Sushil Ansal, 75, and Gopal  Ansal, 67, owners of Uphaar Cinema, will not go to jail. Neither will Harsarup Panwar, former fire officer at the cinema. In a judgment handed down on Wednesday, the Supreme Court upheld the conviction of the Ansal brothers, but concluded it would not be “fruitful” to send them to jail. Sushil Ansal was let off because he was old and the same condition had to be extended to his brother on the “principle of parity”. Besides, both had already done time for five to six months. Panwar would also be let off the prison sentence because of old age and illness.


All three would have to pay monetary penalties instead. The Ansal brothers will have to hand over Rs 60 crore, which will go into setting up a trauma centre in memory of the Uphaar victims. But this is not compensation. “We are concerned with imposition of sentence in a criminal case and not awarding damages in a civil case,” the court clarified, “Principles for deciding both are different.”
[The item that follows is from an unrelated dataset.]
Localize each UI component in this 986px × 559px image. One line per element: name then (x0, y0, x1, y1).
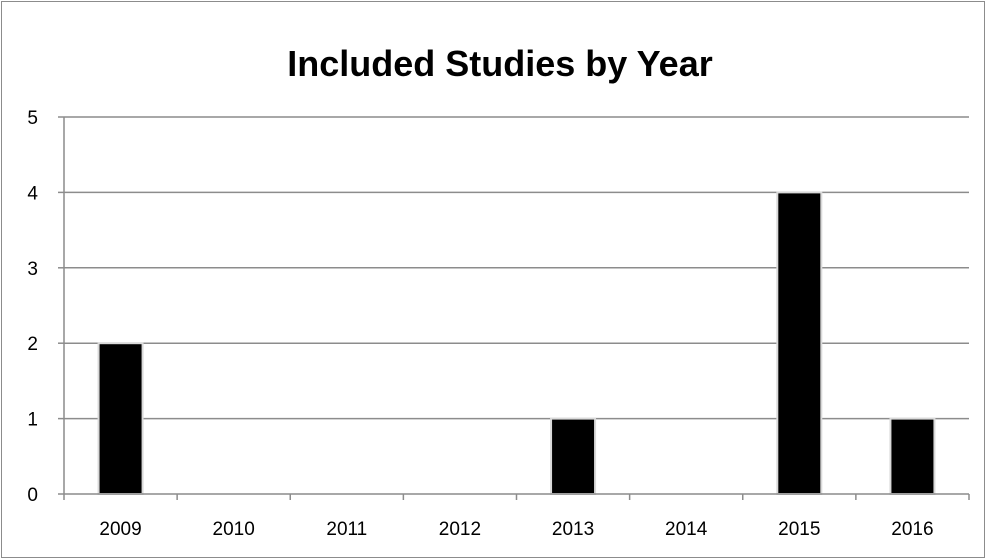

Eighteen years of a legal struggle seems to have come to a quiet end with the Supreme Court ruling. In June 1997, Uphaar Cinema caught fire during a screening of Border. Trapped inside the hall, at least 59 people died and 100 were injured. Escape was difficult because one of the exits had been blocked to make room for extra seats. The Ansal brothers knew about it. In the case that ensued, they were charged with criminal negligence. But in the 18 years since, men in their middle age have grown old and therefore beyond punishment.


The kindness of the court


The kindness of the apex court has been questioned along the way. In 2008, the Delhi High Court had halved the two-year sentence handed down to the Ansal brothers to one year. Six years later, in a split verdict delivered by the Supreme Court in 2014, Justice TS Thakur had upheld the reduced sentence, citing the delay in arriving at the verdict.


But this might not have been the usual grim story of judicial delay, where the accused are at the mercy of the courts and spend years in jail before they are even sentenced. According to the Association of the Victims of Uphaar Tragedy, it was the defendants who had held up proceedings, repeatedly asking for adjournments. It had fallen upon the victims’ kin to ask for early hearings.


It has also been noted that while the defence counsel got an extended hearing, the Central Bureau of Investigation and the representative of the victims got none when the Supreme Court on August 20 announced its decision to exact a fine and scrap the prison sentence.


Age of innocence


The animating impulse behind the court’s judgment in this case is not quite clear. It claims to be aware that the offence might have required a stiffer sentence but says it is constrained by law and the sentence already pronounced by the High Court. If it recognised the need for greater punishment, why dilute the sentence further?


However, any judgment that makes room for humanitarian concerns should perhaps be welcomed, especially since it could set a precedent for other deserving cases. The age of the accused is considered a mitigating circumstance in crimes of various degrees of severity. It is a factor in death penalty cases. Recently, in Jasbir Sing vs Tara Singh, a serious case of forgery, the Supreme Court upheld a High Court judgment decision to reduce the sentence because the accused were aging and had gone through years of trial.


But whose plight moves the court and whose does not? The Supreme Court was not so empathetic about Zaibunissa Kazi, charged with possessing arms in the 1993 Mumbai blasts case. In 2013, ailing, 70-year-old Zaibunissa was sentenced to five years on prison. Actor Sanjay Dutt, convicted of the same crime, also got the same sentence. The courts did not think Kazi’s age and illness were reason enough to lessen hers.


Unless the guiding factors for court decisions, such as “rarest of the rare”, “satisfying the collective conscience” and “fairly aged” are more clearly defined, the Supreme Court’s ruling may be open to this question: If you are not rich enough to afford quality legal counsel, how old is too old for punishment?